O senhor escreveu: "Em 300 dC, nossos antepassados Batistas decidiram viver nas cavernas ao invés de submeter suas igrejas a Roma". Com todo o respeito, senhor, sua compreensão de História da Igreja é pura fantasia. O primeiro Batista não viu a luz do dia até 1307 anos depois de 300 dC! Estou seguro de que o senhor não é capaz de mostrar a continuação histórica de sua denominação até os tempos de Cristo, simplesmente pelo fato de que não tem como fazê-lo. A igreja Batista só existia antes de 1607 na sua imaginação. Quem são estes supostos Batistas dos tempos primitivos? Quais eram os seus nomes? Onde estão os seus escritos? Por favor, não me diga que a Igreja Católica destruiu seus escritos e suprimiu toda memória deles (se isto fosse verdade, como o senhor ficou sabendo disso?). Os escritos dos antigos hereges (Arianos, Monofisitas, Nestorianos, Docetistas etc.) chegaram até nossos dias. Poderia o senhor afirmar que a Igreja Católica sumiu apenas com os escritos desses míticos Batistas primitivos e permitiu que os escritos de todos os outros hereges sobrevivessem até nós? Talvez seja este o pensamento desejado, mas é pura fantasia.

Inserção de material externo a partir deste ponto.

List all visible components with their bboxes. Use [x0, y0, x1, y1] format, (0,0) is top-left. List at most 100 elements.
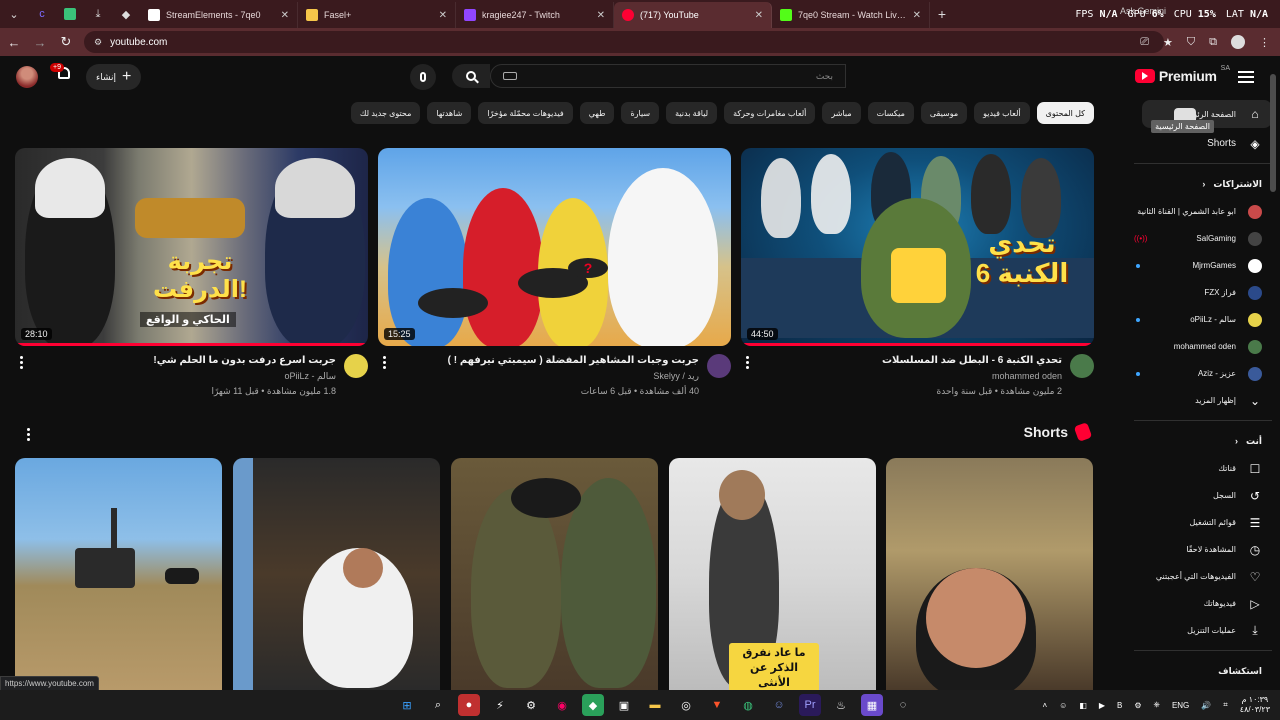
reload-icon[interactable]: ↻ [54, 30, 78, 54]
channel-avatar[interactable] [707, 354, 731, 378]
forward-arrow-icon[interactable]: → [28, 30, 52, 54]
pinned-tab-1[interactable]: c [28, 0, 56, 28]
sidebar-item-watch-later[interactable]: ◷ المشاهدة لاحقًا [1122, 536, 1272, 563]
tab-twitch[interactable]: kragiee247 - Twitch ✕ [456, 2, 614, 28]
chip[interactable]: سيارة [621, 102, 660, 124]
pinned-tab-4[interactable]: ◆ [112, 0, 140, 28]
close-icon[interactable]: ✕ [439, 10, 447, 21]
more-actions-icon[interactable] [745, 356, 749, 371]
tray-play-icon[interactable]: ▶ [1099, 701, 1105, 710]
app-circle-icon[interactable]: ◌ [892, 694, 914, 716]
sidebar-item-history[interactable]: ↺ السجل [1122, 482, 1272, 509]
tray-discord-icon[interactable]: ☺ [1059, 701, 1067, 710]
keyboard-icon[interactable] [503, 72, 517, 80]
sidebar-item-playlists[interactable]: ☰ قوائم التشغيل [1122, 509, 1272, 536]
close-icon[interactable]: ✕ [281, 10, 289, 21]
page-scrollbar[interactable] [1270, 66, 1278, 686]
tray-lock-icon[interactable]: ⎈ [1154, 700, 1160, 710]
windows-start-icon[interactable]: ⊞ [396, 694, 418, 716]
image-app-icon[interactable]: ▣ [613, 694, 635, 716]
sidebar-subscription[interactable]: فراز FZX [1122, 279, 1272, 306]
pinned-tab-2[interactable] [56, 0, 84, 28]
steam-icon[interactable]: ♨ [830, 694, 852, 716]
short-card[interactable] [886, 458, 1093, 690]
chip[interactable]: لياقة بدنية [666, 102, 718, 124]
sidebar-item-your-videos[interactable]: ▷ فيديوهاتك [1122, 590, 1272, 617]
discord-icon[interactable]: ☺ [768, 694, 790, 716]
chip[interactable]: ميكسات [867, 102, 914, 124]
tab-streamelements[interactable]: StreamElements - 7qe0 ✕ [140, 2, 298, 28]
sidebar-subscription[interactable]: SalGaming ((•)) [1122, 225, 1272, 252]
short-card[interactable] [451, 458, 658, 690]
notifications-bell-icon[interactable]: +9 [50, 63, 72, 85]
video-card[interactable]: تجربة الدرفت! الحاكي و الواقع 28:10 جربت… [15, 148, 368, 414]
extensions-icon[interactable]: ⧉ [1209, 36, 1217, 49]
tab-kick[interactable]: 7qe0 Stream - Watch Live on Kick ✕ [772, 2, 930, 28]
chip[interactable]: محتوى جديد لك [350, 102, 421, 124]
channel-name[interactable]: mohammed oden [992, 371, 1062, 381]
video-thumbnail[interactable]: تحدي الكنبة 6 44:50 [741, 148, 1094, 346]
chevron-up-icon[interactable]: ˄ [1042, 701, 1047, 710]
shorts-more-icon[interactable] [27, 428, 31, 443]
chip[interactable]: طهي [579, 102, 615, 124]
create-button[interactable]: إنشاء + [86, 64, 142, 90]
video-thumbnail[interactable]: ? 15:25 [378, 148, 731, 346]
short-card[interactable] [15, 458, 222, 690]
lightning-icon[interactable]: ⚡ [489, 694, 511, 716]
sidebar-item-shorts[interactable]: ◈ Shorts [1122, 130, 1272, 157]
search-input[interactable]: بحث [490, 64, 846, 88]
voice-search-button[interactable] [410, 64, 436, 90]
video-title[interactable]: جربت اسرع درفت بدون ما الحلم شي! [36, 354, 336, 368]
chip[interactable]: مباشر [822, 102, 861, 124]
scrollbar-thumb[interactable] [1270, 74, 1276, 192]
premiere-icon[interactable]: Pr [799, 694, 821, 716]
app-green-icon[interactable]: ◆ [582, 694, 604, 716]
channel-avatar[interactable] [1070, 354, 1094, 378]
language-indicator[interactable]: ENG [1172, 701, 1189, 710]
more-actions-icon[interactable] [382, 356, 386, 371]
sidebar-subscription[interactable]: سالم - oPiiLz [1122, 306, 1272, 333]
shield-icon[interactable]: ⛉ [1187, 36, 1195, 49]
site-info-icon[interactable]: ⚙ [94, 37, 102, 48]
close-icon[interactable]: ✕ [755, 10, 763, 21]
chip[interactable]: شاهدتها [427, 102, 472, 124]
video-thumbnail[interactable]: تجربة الدرفت! الحاكي و الواقع 28:10 [15, 148, 368, 346]
steam-overlay-icon[interactable]: ◎ [675, 694, 697, 716]
youtube-premium-logo[interactable]: Premium SA [1134, 65, 1230, 84]
video-card[interactable]: ? 15:25 جربت وجبات المشاهير المفضلة ( سي… [378, 148, 731, 414]
url-field[interactable]: ⚙ youtube.com [84, 31, 1164, 53]
tray-app-icon[interactable]: ◧ [1079, 701, 1087, 710]
video-title[interactable]: جربت وجبات المشاهير المفضلة ( سيمبتي نير… [399, 354, 699, 368]
hamburger-menu-icon[interactable] [1238, 68, 1254, 84]
sidebar-item-like[interactable]: ♡ الفيديوهات التي أعجبتني [1122, 563, 1272, 590]
tray-settings-icon[interactable]: ⚙ [1134, 701, 1141, 710]
sidebar-subscription[interactable]: عزيز - Aziz [1122, 360, 1272, 387]
bookmark-star-icon[interactable]: ★ [1163, 36, 1173, 49]
search-icon[interactable]: ⌕ [427, 694, 449, 716]
chip[interactable]: كل المحتوى [1036, 102, 1094, 124]
settings-icon[interactable]: ⚙ [520, 694, 542, 716]
sidebar-subscription[interactable]: ابو عابد الشمري | القناة الثانية [1122, 198, 1272, 225]
close-icon[interactable]: ✕ [597, 10, 605, 21]
chip[interactable]: ألعاب مغامرات وحركة [724, 102, 816, 124]
grid-app-icon[interactable]: ▦ [861, 694, 883, 716]
volume-icon[interactable]: 🔊 [1201, 701, 1211, 710]
tray-bold-icon[interactable]: B [1117, 701, 1122, 710]
obs-icon[interactable]: ● [458, 694, 480, 716]
search-button[interactable] [452, 64, 490, 88]
chip[interactable]: فيديوهات محمّلة مؤخرًا [478, 102, 573, 124]
sidebar-subscription[interactable]: MjrmGames [1122, 252, 1272, 279]
channel-avatar[interactable] [344, 354, 368, 378]
short-card[interactable] [233, 458, 440, 690]
sidebar-item-channel[interactable]: ☐ قناتك [1122, 455, 1272, 482]
clock[interactable]: ١٠:٣٩ م ٤٨/٠٣/٢٣ [1240, 695, 1270, 715]
you-heading[interactable]: أنت ‹ [1122, 427, 1272, 455]
sidebar-item-download[interactable]: ⤓ عمليات التنزيل [1122, 617, 1272, 644]
chip[interactable]: ألعاب فيديو [974, 102, 1030, 124]
more-actions-icon[interactable] [19, 356, 23, 371]
profile-avatar[interactable] [1231, 35, 1245, 49]
back-arrow-icon[interactable]: ← [2, 30, 26, 54]
file-explorer-icon[interactable]: ▬ [644, 694, 666, 716]
tab-youtube[interactable]: (717) YouTube ✕ [614, 2, 772, 28]
channel-name[interactable]: سالم - oPiiLz [284, 371, 336, 382]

Finalmente, o senhor escreve: "Eu poderia escrever um livro inteiro explicando que o Catolicismo não é cristão". Eu aposto como o senhor realmente pode, mas tão somente porque os seus "fatos" não têm base na realidade. O que o senhor faz é criar um espantalho, uma caricatura da Igreja Católica, preenchido com doutrinas ridículas que a Igreja realmente não ensina. É lógico que esse seu espantalho não pode ser considerado cristão, da mesma forma como também não é o Catolicismo. Eu o convido, senhor, a aprender o que a Igreja Católica diz de suas próprias doutrinas e, então, tente o senhor provar que estas doutrinas não são realmente cristãs. Eu mesmo tentei fazê-lo e não consegui; essa é a razão porque abandonei o Protestantismo. Descobri que não apenas as doutrinas católicas estavam em harmonia com a Bíblia, como também essas doutrinas eram as mesmas da primitiva Igreja, como está evidenciado nos escritos das pessoas que pertenciam à Igreja primitiva.

Suponho que o senhor, de boa-fé, está tentando conduzir as pessoas àquilo que o senhor acha que é verdade; que Deus o abençoe para isso. Quanto a mim, fico pedindo a Deus para que Ele o conduza à Verdade plena do Cristianismo bíblico, a qual só pode ser encontrada na Igreja Católica. Que Deus o abençoe!


*Resposta ao Site "Estamos Sendo Conduzidos a Roma?" do dr. Ed DeVries.